The most poignant moment of it-might-have-been occurs in the book when La Toya, reflecting on what a sheltered, innocent young woman she was, talks about meeting Prince at a roller-skating party. We all know Prince is a fan of thin-voiced beauties, and helped some of them achieve fantastic music. La Toya would’ve been the perfect Prince protege, and who knows what they might have accomplished together.

Still, even though it represents a lost opportunity for Toy Toy, it does reflect how truly sweet and naive she was in the early ’80s, probably wearing that horrible headband and looking gorgeous.

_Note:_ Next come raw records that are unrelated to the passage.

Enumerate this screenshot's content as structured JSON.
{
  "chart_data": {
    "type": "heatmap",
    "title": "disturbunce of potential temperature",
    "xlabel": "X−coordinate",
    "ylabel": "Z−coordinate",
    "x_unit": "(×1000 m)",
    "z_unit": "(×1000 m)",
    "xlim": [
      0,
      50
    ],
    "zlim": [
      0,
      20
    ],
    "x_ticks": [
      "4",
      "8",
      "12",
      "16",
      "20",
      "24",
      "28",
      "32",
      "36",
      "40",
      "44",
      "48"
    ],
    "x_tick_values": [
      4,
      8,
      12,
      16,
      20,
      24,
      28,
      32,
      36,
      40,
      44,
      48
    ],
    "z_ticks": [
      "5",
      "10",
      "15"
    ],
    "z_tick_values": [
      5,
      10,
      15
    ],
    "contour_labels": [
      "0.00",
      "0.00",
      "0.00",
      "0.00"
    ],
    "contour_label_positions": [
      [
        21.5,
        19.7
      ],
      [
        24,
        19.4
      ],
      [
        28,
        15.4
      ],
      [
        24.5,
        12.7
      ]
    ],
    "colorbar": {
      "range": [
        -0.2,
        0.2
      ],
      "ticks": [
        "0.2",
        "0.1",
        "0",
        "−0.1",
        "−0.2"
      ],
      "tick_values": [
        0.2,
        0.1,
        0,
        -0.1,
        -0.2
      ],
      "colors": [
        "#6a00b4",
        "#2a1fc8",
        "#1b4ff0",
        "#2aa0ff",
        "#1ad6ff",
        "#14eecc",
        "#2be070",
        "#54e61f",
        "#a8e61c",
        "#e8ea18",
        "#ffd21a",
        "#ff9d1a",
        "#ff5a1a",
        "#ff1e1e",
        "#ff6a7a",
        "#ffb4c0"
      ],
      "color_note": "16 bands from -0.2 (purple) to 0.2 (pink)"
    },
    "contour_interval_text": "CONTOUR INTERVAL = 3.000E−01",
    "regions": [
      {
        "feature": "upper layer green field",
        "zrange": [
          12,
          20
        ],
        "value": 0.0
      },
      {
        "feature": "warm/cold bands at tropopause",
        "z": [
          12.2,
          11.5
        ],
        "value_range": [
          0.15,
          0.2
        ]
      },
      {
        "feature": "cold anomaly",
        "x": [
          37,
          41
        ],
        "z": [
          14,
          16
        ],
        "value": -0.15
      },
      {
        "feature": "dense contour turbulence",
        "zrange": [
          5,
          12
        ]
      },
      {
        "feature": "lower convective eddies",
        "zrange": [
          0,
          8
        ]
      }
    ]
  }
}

Shortly after Prince released “Soft and Wet,” he shyly introduced himself to me at a roller-skating party. “Hi.”

“Hi,” I said nonchalantly.

“I’m Prince.”

“Yes, I know.” There was no mistaking his large brown eyes, downy moustache, and straight black hair. Although I was sitting down to put on my skates, he was barely my height.

“I just want you to know that I’m madly in love with you,” he whispered passionately.

“Oh.” I thought this was his way of complimenting someone. I had no idea of his real intentions until he said, “I have all your pictures and everything, and I like everything about you.” His voice trailed off as if he had run out of words.

“Oh…that’s nice.”

Most girls would have kissed him or slapped him. Me? I stood up, offered a cheery “Well, hope you have a nice time tonight!” and skated off.